In this case, if any of the books specified don't already exist, Grails will create them and set their titles appropriately. If there are already books in the specified indices, their titles will be updated and they will be saved. My question is: is there some easy way to tell Grails to remove one of those books from the 'books' association on data bind?

The most obvious way to do this would be to omit the form element that corresponds to the domain instance you want to delete; unfortunately, this does not work, as per the user guide:

Then Grails will automatically create a new instance for you at the defined position. If you "skipped" a few elements in the middle ... Then Grails will automatically create instances in between.

I realize that a specific solution could be engineered as part of a command object, or as part of a particular controller- however, the need for this functionality appears repeatedly throughout my application, across multiple domain objects and for associations of many different types of objects. A general solution, therefore, would be ideal. Does anyone know if there is something like this included in Grails?

A: 

Hi,

I am just starting to learn Grails myself and saw your question as an interesting research exercise for me. I do not think you can use the conventional data binding mechanism - as it fills in the blanks using some kind of Lazy map behind the scenes. So for you to achieve your goal your "save" method (or is it a function?) is unlikely to contain anything like:

def Book = new Book(params)

You need a mechanism to modify your controller's "save" method.

After some research, I understand you can modify your scaffolding template which is responsible for generating your controller code or runtime methods. You can get a copy of all the templates used by Grails by running "grails install-templates" and the template file you would need to modify is called "Controller.groovy".

So in theory, you could modify the "save" method for your whole application this way.

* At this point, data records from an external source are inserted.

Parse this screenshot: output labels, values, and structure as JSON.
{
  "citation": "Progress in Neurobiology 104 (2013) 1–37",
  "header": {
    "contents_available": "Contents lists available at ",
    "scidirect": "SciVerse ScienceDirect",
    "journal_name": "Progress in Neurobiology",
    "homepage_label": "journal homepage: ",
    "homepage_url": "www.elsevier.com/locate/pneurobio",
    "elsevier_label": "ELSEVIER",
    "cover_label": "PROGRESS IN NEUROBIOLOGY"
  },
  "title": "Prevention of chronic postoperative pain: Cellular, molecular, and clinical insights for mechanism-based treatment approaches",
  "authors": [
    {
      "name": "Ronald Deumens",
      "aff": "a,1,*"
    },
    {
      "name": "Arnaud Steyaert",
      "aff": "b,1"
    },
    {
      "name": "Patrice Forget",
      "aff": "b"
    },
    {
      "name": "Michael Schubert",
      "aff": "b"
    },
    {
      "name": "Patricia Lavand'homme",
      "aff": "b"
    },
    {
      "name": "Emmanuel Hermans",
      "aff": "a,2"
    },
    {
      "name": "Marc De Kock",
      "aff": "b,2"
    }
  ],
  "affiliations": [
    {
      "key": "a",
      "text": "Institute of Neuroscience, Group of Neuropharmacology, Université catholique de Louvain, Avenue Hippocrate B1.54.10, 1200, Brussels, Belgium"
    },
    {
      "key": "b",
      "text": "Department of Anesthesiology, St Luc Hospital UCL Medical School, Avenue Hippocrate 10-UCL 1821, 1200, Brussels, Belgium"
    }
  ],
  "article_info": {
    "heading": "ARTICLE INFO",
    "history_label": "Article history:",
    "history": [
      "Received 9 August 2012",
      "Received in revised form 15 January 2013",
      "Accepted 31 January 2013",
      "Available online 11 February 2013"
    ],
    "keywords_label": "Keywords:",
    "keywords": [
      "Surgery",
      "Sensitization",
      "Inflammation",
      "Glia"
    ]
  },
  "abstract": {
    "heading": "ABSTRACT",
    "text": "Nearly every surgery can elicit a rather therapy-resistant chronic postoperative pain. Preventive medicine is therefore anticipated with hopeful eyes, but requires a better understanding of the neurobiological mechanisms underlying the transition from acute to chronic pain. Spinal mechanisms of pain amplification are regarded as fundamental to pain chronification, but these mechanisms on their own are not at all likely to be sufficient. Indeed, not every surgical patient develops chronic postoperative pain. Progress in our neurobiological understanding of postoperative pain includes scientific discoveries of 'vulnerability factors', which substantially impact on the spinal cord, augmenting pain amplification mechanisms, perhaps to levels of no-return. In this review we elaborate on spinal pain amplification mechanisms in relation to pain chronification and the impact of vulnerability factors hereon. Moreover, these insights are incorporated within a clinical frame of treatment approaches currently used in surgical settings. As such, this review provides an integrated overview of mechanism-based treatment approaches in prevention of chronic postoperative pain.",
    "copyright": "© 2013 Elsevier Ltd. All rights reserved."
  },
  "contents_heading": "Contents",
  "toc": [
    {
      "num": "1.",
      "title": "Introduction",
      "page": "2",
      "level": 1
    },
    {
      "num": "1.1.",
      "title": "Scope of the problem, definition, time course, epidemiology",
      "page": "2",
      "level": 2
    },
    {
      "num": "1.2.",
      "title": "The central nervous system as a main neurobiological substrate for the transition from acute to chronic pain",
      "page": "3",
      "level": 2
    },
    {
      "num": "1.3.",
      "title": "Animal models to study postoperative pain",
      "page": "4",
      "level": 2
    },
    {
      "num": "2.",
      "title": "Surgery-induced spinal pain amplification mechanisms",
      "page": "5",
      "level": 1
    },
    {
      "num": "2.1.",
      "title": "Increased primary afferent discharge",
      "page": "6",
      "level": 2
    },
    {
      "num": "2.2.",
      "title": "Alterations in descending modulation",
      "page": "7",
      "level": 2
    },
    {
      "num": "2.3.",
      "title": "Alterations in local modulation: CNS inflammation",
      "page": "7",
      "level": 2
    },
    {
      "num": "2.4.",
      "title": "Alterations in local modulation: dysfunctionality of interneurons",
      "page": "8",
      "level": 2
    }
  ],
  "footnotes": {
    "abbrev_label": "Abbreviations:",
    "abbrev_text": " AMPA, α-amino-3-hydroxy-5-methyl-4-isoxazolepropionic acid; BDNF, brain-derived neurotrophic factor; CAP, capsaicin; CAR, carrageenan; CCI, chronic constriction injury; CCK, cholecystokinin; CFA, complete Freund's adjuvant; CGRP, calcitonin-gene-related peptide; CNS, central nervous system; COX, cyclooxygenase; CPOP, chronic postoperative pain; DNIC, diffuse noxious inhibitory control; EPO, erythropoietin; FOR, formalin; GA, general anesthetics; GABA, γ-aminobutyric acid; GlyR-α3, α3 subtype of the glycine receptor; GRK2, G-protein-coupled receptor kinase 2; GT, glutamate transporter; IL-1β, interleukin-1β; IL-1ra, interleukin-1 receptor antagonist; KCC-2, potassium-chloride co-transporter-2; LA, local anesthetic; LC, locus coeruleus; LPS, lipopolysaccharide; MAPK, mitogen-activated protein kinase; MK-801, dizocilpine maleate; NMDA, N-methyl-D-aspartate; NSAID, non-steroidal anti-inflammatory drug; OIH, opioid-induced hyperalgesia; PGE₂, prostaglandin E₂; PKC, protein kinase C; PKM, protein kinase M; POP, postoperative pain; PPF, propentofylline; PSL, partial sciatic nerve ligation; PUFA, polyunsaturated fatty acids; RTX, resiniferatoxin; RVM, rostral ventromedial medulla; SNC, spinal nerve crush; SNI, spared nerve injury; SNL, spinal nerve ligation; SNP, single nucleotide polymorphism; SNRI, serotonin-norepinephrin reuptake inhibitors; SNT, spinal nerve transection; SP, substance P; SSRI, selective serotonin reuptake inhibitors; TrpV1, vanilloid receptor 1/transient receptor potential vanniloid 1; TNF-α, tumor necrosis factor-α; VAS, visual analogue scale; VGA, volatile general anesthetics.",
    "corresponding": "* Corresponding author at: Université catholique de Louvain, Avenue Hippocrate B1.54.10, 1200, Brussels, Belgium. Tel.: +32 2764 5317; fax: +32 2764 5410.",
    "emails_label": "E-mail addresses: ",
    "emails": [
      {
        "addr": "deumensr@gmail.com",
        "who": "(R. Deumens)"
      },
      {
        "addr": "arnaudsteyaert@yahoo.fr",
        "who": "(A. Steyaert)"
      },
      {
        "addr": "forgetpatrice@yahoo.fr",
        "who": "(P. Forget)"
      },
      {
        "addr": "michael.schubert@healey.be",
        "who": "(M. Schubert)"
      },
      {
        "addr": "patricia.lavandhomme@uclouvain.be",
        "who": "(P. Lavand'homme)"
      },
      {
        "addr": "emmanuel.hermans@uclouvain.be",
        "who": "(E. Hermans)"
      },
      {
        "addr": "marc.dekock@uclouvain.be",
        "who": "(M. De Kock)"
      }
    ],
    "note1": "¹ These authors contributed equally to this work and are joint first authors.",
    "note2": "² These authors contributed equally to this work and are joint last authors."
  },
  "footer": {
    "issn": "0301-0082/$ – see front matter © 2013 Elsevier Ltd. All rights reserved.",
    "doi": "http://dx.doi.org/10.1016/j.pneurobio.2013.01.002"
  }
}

Great! You would think that all you need to do now is modify your save method in the template so that it iterates through the object entries (e.g. books) in the params map, saving and deleting as you go.


However, I think your required solution could still be quite problematic to achieve. My instinct tells me that there are many reasons why the mechanism you suggest is a bad idea.

For one reason, off the top of my head, imagine you had a paginated list of books. Could that mean your "save" could delete the entire database table except the currently visible page? Okay, let us say you manage to work out how many items are displayed on each page, what if the list was sorted so it was no longer in numerical order - what do you delete now?

Maybe multiple submit buttons in your form would be a better approach (e.g. save changes, add, delete). I have not tried this kind of thing in Grails but understand actionSubmit should help you achieve multiple submit buttons. I certainly used to do this kind of thing in Struts!